You must also manage your personal weaknesses when it comes to attention management, time management, organization, and the self-management of thoughts and behavior.
Attention is not a single, isolated action. It involves a number of tasks, including:
- Activating attention (How is your attention triggered?)
- Sustaining attention (How do you maintain your attention over the span of a project?)
- Switching focus from one thing to another (How do you balance attention between different subjects or tasks?)
- Screening out irrelevant stimuli (How do you ignore possible distractions or interruptions?)
In your leadership position, how are you performing in regards to planning, prioritizing, starting and completing tasks, and other executive functions? Here are statements that reflect effective executive function. How many of these statement apply to your actions from the past weeks or months?
- I plan time sequences to complete tasks, and stick to the schedule.
- I brainstorm and prioritize tasks, both long-term and short-term.
- I’m organized: I can find my papers easily, I rarely schedule two meetings at the same time, and I rarely lose items such as my keys, money, wallet, or mobile phone.
- Time management is not a problem since I’m rarely late for meetings, and I routinely estimate and complete tasks on time.
- I’m flexible: that is, I can shift my attention or perspective when new situations arise or when new information is available.

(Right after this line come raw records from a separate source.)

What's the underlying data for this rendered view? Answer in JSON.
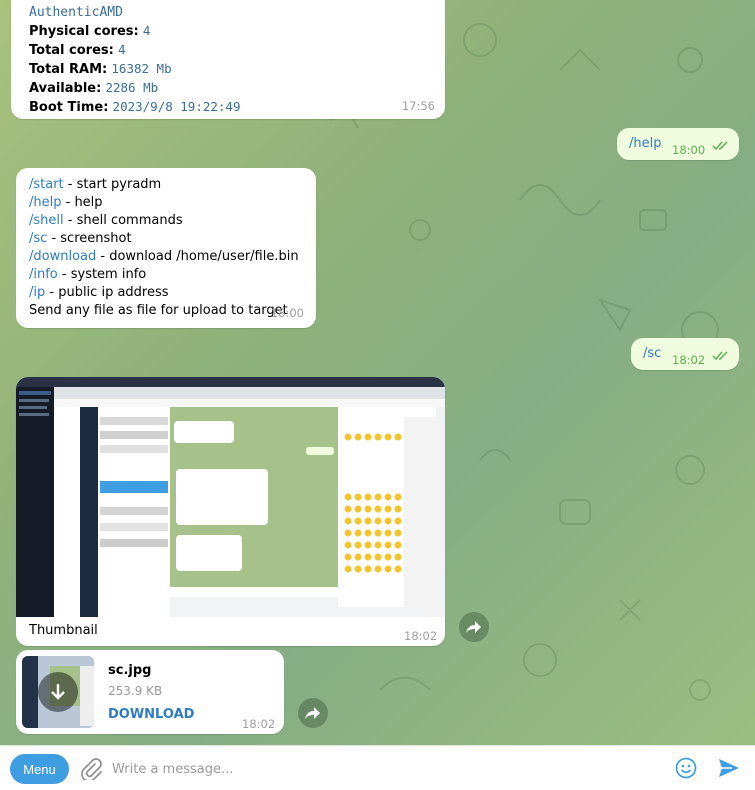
{
  "sysinfo": {
    "cpu_line": "AuthenticAMD",
    "rows": [
      {
        "label": "Physical cores:",
        "value": "4"
      },
      {
        "label": "Total cores:",
        "value": "4"
      },
      {
        "label": "Total RAM:",
        "value": "16382 Mb"
      },
      {
        "label": "Available:",
        "value": "2286 Mb"
      },
      {
        "label": "Boot Time:",
        "value": "2023/9/8 19:22:49"
      }
    ],
    "time": "17:56"
  },
  "help_request": {
    "text": "/help",
    "time": "18:00"
  },
  "help_reply": {
    "lines": [
      {
        "cmd": "/start",
        "desc": " - start pyradm"
      },
      {
        "cmd": "/help",
        "desc": " - help"
      },
      {
        "cmd": "/shell",
        "desc": " - shell commands"
      },
      {
        "cmd": "/sc",
        "desc": " - screenshot"
      },
      {
        "cmd": "/download",
        "desc": " - download /home/user/file.bin"
      },
      {
        "cmd": "/info",
        "desc": " - system info"
      },
      {
        "cmd": "/ip",
        "desc": " - public ip address"
      }
    ],
    "footer": "Send any file as file for upload to target",
    "time": "18:00"
  },
  "sc_request": {
    "text": "/sc",
    "time": "18:02"
  },
  "photo_message": {
    "caption": "Thumbnail",
    "time": "18:02"
  },
  "file_message": {
    "name": "sc.jpg",
    "size": "253.9 KB",
    "action": "DOWNLOAD",
    "time": "18:02"
  },
  "input_bar": {
    "menu_label": "Menu",
    "placeholder": "Write a message..."
  },
  "colors": {
    "accent": "#3f9de1",
    "outgoing_bubble": "#effdde",
    "check": "#5fb14e",
    "link": "#2f7cc1"
  }
}
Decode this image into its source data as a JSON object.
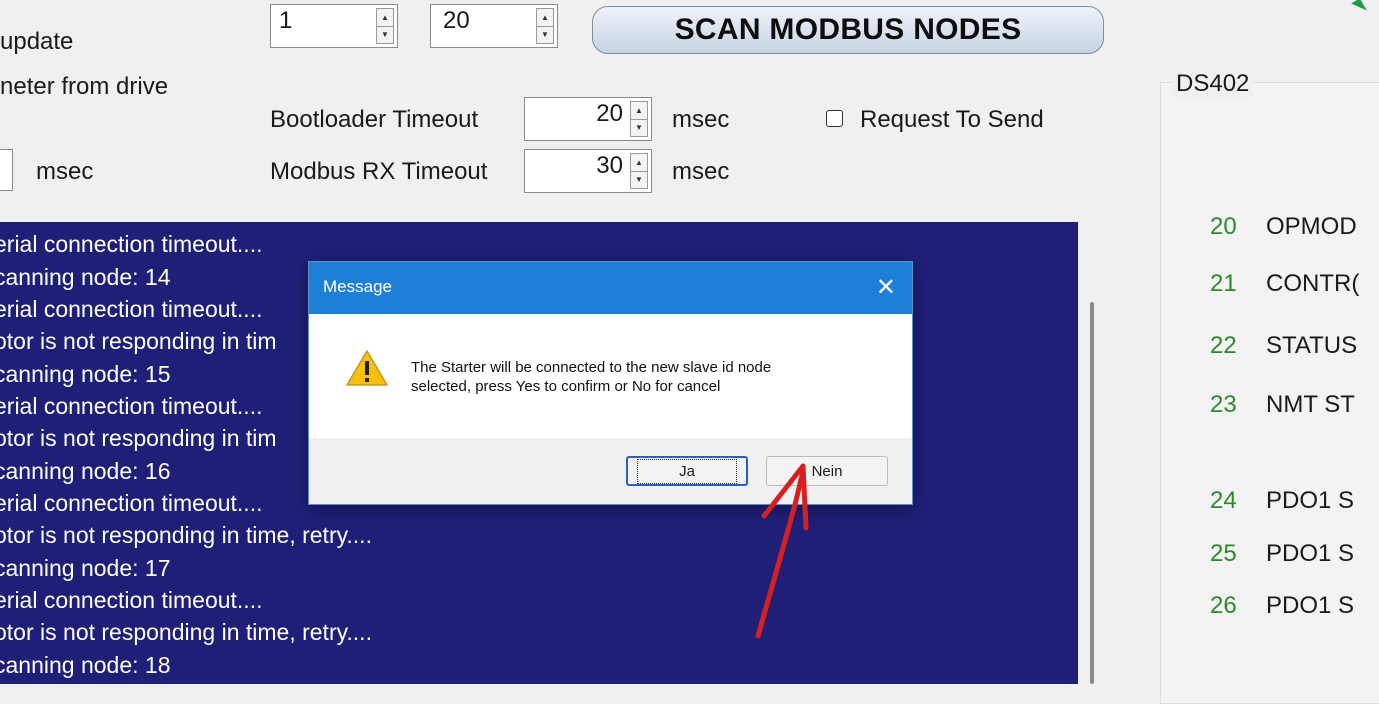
{
  "top_controls": {
    "update_label": "update",
    "from_drive_label": "neter from drive",
    "spinner1_value": "1",
    "spinner2_value": "20",
    "scan_button": "SCAN MODBUS NODES",
    "bootloader_label": "Bootloader Timeout",
    "bootloader_value": "20",
    "bootloader_unit": "msec",
    "modbus_label": "Modbus RX Timeout",
    "modbus_value": "30",
    "modbus_unit": "msec",
    "left_unit": "msec",
    "rts_label": "Request To Send",
    "rts_checked": false
  },
  "log_lines": [
    "erial connection timeout....",
    "canning node: 14",
    "erial connection timeout....",
    "otor is not responding in tim",
    "canning node: 15",
    "erial connection timeout....",
    "otor is not responding in tim",
    "canning node: 16",
    "erial connection timeout....",
    "otor is not responding in time, retry....",
    "canning node: 17",
    "erial connection timeout....",
    "otor is not responding in time, retry....",
    "canning node: 18"
  ],
  "ds402": {
    "title": "DS402",
    "rows": [
      {
        "num": "20",
        "name": "OPMOD"
      },
      {
        "num": "21",
        "name": "CONTR("
      },
      {
        "num": "22",
        "name": "STATUS"
      },
      {
        "num": "23",
        "name": "NMT ST"
      },
      {
        "num": "24",
        "name": "PDO1 S"
      },
      {
        "num": "25",
        "name": "PDO1 S"
      },
      {
        "num": "26",
        "name": "PDO1 S"
      }
    ]
  },
  "dialog": {
    "title": "Message",
    "message_line1": "The Starter will be connected to the new slave id node",
    "message_line2": "selected, press Yes to confirm or No for cancel",
    "yes_button": "Ja",
    "no_button": "Nein",
    "icon": "warning-icon"
  },
  "colors": {
    "log_background": "#1f1f78",
    "dialog_title_bar": "#1e7fd7",
    "ds_number_green": "#2a8a2a",
    "annotation_arrow": "#d62020"
  }
}
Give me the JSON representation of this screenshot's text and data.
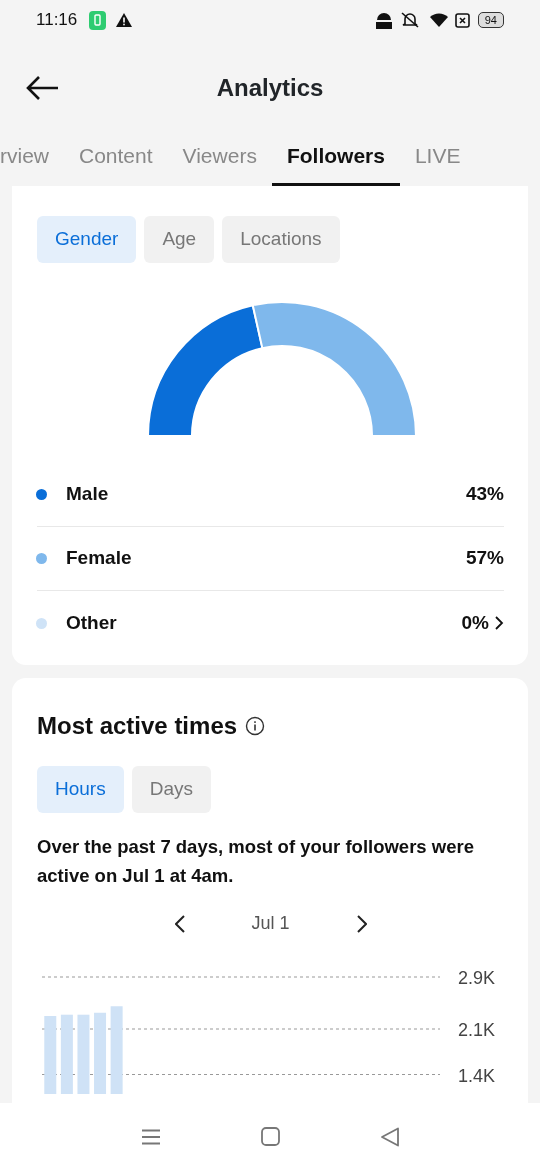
{
  "status_bar": {
    "time": "11:16",
    "battery": "94"
  },
  "header": {
    "title": "Analytics"
  },
  "tabs": [
    {
      "label": "rview",
      "selected": false
    },
    {
      "label": "Content",
      "selected": false
    },
    {
      "label": "Viewers",
      "selected": false
    },
    {
      "label": "Followers",
      "selected": true
    },
    {
      "label": "LIVE",
      "selected": false
    }
  ],
  "gender_card": {
    "filters": [
      {
        "label": "Gender",
        "selected": true
      },
      {
        "label": "Age",
        "selected": false
      },
      {
        "label": "Locations",
        "selected": false
      }
    ],
    "chart_data": {
      "type": "donut",
      "categories": [
        "Male",
        "Female",
        "Other"
      ],
      "values": [
        43,
        57,
        0
      ]
    },
    "legend": [
      {
        "value": "43%",
        "color": "#0a6ed8",
        "expandable": false
      },
      {
        "value": "57%",
        "color": "#7fb8ec",
        "expandable": false
      },
      {
        "value": "0%",
        "color": "#cfe3f7",
        "expandable": true
      }
    ]
  },
  "active_card": {
    "title": "Most active times",
    "filters": [
      {
        "label": "Hours",
        "selected": true
      },
      {
        "label": "Days",
        "selected": false
      }
    ],
    "summary": "Over the past 7 days, most of your followers were active on Jul 1 at 4am.",
    "date": "Jul 1",
    "chart_data": {
      "type": "bar",
      "ylim": [
        1100,
        2900
      ],
      "yticks": [
        {
          "value": 2900,
          "label": "2.9K"
        },
        {
          "value": 2100,
          "label": "2.1K"
        },
        {
          "value": 1400,
          "label": "1.4K"
        }
      ],
      "values": [
        2300,
        2320,
        2320,
        2350,
        2450,
        null,
        null,
        null,
        null,
        null,
        null,
        null,
        null,
        null,
        null,
        null,
        null,
        null,
        null,
        null,
        null,
        null,
        null,
        null
      ]
    }
  }
}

- I am not impulsive. I stop and think before making decisions and check my work for completeness and accuracy.
- I manage my emotions, and I am not overly critical when giving or receiving feedback about the performance of others, or of myself.
- I pay attention to the important, as well as the mundane or tedious, tasks involved in my position.
- I follow multi-number directions, remember names and faces, and rarely feel absent-minded.
- I muster my energy and persistence to work on long-term goals, even in the face of challenges.
If fewer than six of these sound like statements you would make, you may want to explore this area. Individuals vary in their capacity to complete one—or several—aspects of attention, as well as broader executive function. For example, you might put off starting a task, but once you’re involved, you may sustain your attention until the task has been completed.
Someone else may start a task immediately, but be unable to sustain their attention; or, they may be incapable of effectively switching their attention from task to task. Still others may suffer from mental overload, resulting in overwhelming—and paralyzing—anxiety. Think about which pattern you follow, and think about how you can better manage your performance and productivity.
Your leadership position is greatly strengthened the most you embrace honing and mastering executive functions. Once you identify your patterns and come up with solutions to strengthen where needed you’ll empower yourself to new levels of professional prowess that will support you and your career long-term.